Grandparent caregivers have low receipt of public assistance despite high levels of poverty (Brandon, 2005). This is true among caregivers raising grandchildren outside the children welfare system. Despite similarities in both type and level of need, caregivers whose children are not involved with the Department of Children and Family Services (DCFS) are less likely to access formal services including respite care, public assistance, and legal advice (Lindsey, Meril, & Norella, 2008). This shows that there are barriers in access to public support among grandparent caregivers who are informally raising their grandchildren.
Strict eligibility requirements for public assistance may be prohibitive for many grandparent caregivers in the United States. Grandparents who are otherwise eligible to collect welfare based on their own income may be discouraged by the strict work requirements either due to their prior exit from the labor force or because of their advancing age, poor health or functional status (Cohen, 2006). In addition, grandparents who received benefits while raising their own children may be ineligible to receive funding to raise their grandchildren if they have previously exceeded the time limits imposed by welfare reform. Grandparents may be eligible to receive child-only payments that are exempt from these requirements; however, these benefits are much lower than family benefits. As a consequence, the neediest families (e.g. chronically poor households) may actually be the least likely to receive benefits through this technique.
Grandparents have also reported much difficulty in obtaining health insurance for the grandchildren they are raising, especially those who do not have legal custody of the grandchild (Casper & Bryson, 2002). Health insurance for children within the United States is obtained primarily through the employer of their primary caregiver, with the exception of children from low-income families who are often insured through a range of need based public health insurance programs.
Grandparents who are retired (or otherwise not employed) are unlikely to have access to a reasonably priced group plan and may have to turn to an expensive private plan if the grandchild cannot be insured through a parent.
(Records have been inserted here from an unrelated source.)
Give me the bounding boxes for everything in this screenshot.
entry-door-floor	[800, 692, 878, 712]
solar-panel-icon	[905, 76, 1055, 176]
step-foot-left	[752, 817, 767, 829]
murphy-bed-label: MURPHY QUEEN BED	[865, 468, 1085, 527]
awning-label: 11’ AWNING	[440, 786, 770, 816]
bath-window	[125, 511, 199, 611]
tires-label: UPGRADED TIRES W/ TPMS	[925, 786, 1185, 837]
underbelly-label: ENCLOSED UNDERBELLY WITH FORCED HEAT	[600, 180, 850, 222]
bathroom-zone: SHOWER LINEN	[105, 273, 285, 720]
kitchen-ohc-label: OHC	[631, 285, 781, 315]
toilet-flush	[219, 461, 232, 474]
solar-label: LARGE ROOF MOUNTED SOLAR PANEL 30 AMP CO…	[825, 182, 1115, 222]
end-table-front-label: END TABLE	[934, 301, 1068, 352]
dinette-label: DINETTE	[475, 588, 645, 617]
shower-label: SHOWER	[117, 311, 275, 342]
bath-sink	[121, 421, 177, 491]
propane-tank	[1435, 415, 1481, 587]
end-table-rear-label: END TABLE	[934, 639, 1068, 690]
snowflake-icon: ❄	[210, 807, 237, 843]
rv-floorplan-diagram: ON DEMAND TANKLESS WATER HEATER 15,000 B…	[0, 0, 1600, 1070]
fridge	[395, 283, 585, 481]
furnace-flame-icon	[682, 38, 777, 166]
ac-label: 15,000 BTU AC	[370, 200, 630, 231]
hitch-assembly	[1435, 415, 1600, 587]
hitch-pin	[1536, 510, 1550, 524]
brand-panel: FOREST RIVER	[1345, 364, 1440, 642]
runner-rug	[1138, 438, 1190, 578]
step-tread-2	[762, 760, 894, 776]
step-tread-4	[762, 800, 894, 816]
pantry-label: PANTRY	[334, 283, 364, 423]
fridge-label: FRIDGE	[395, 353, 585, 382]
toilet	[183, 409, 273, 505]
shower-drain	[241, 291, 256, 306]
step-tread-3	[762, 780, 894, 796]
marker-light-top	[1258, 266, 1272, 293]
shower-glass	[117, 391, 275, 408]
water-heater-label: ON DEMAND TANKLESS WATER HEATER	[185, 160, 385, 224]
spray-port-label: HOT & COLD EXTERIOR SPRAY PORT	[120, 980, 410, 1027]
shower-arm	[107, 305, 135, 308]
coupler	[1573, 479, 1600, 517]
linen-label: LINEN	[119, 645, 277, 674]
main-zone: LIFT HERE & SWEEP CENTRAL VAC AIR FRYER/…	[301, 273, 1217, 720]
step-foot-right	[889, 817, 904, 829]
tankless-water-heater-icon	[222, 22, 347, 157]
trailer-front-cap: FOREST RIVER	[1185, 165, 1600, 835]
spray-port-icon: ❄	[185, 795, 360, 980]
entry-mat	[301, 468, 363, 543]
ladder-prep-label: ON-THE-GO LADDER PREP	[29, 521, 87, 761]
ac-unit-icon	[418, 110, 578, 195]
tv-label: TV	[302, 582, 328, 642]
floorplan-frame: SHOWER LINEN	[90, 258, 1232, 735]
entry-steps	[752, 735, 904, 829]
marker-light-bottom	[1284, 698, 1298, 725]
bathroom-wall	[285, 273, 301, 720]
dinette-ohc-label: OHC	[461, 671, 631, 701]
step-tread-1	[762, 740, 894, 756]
Even grandparent caregivers who are employed may have difficulty obtaining benefits for a grandchild if their employer does not consider the grandchild a dependent. This situation is quite common among grandparents who are informally raising a grandchild; in fact, out of more than 50 companies surveyed by Generations United, none allowed grandparents to include grandchildren on a health insurance plan unless a formal legal relationship had been established (Generations United, 2002).
Grandparents raising grandchildren are also in danger of living in poor housing conditions. Over 14% of grandparent caregivers live in overcrowded housing conditions, compared with just over 4% their peers; grandparents who rent have been identified as an especially vulnerable population as nearly 30% live in overcrowded conditions (Fuller-Thomson & Minkler, 2003). This level of overcrowding is not surprising considering that the entrance of the grandchild into the household can be unexpected and sudden; housing meant for one or two older adults suddenly has got to fulfill the family needs. In recent years, many states have begun to introduce public housing specifically targeted at grandparent caregivers. An example of this is Nyumbani Village in Kitui County, a 27-unit (each unit with 4 clusters) housing project aimed at housing grandparents raising grandchildren. While programs such as this have been helpful in addressing the housing needs of grandparent caregivers, they are limited in scope and are only practical for those caregivers who have permanent custody of their grandchildren.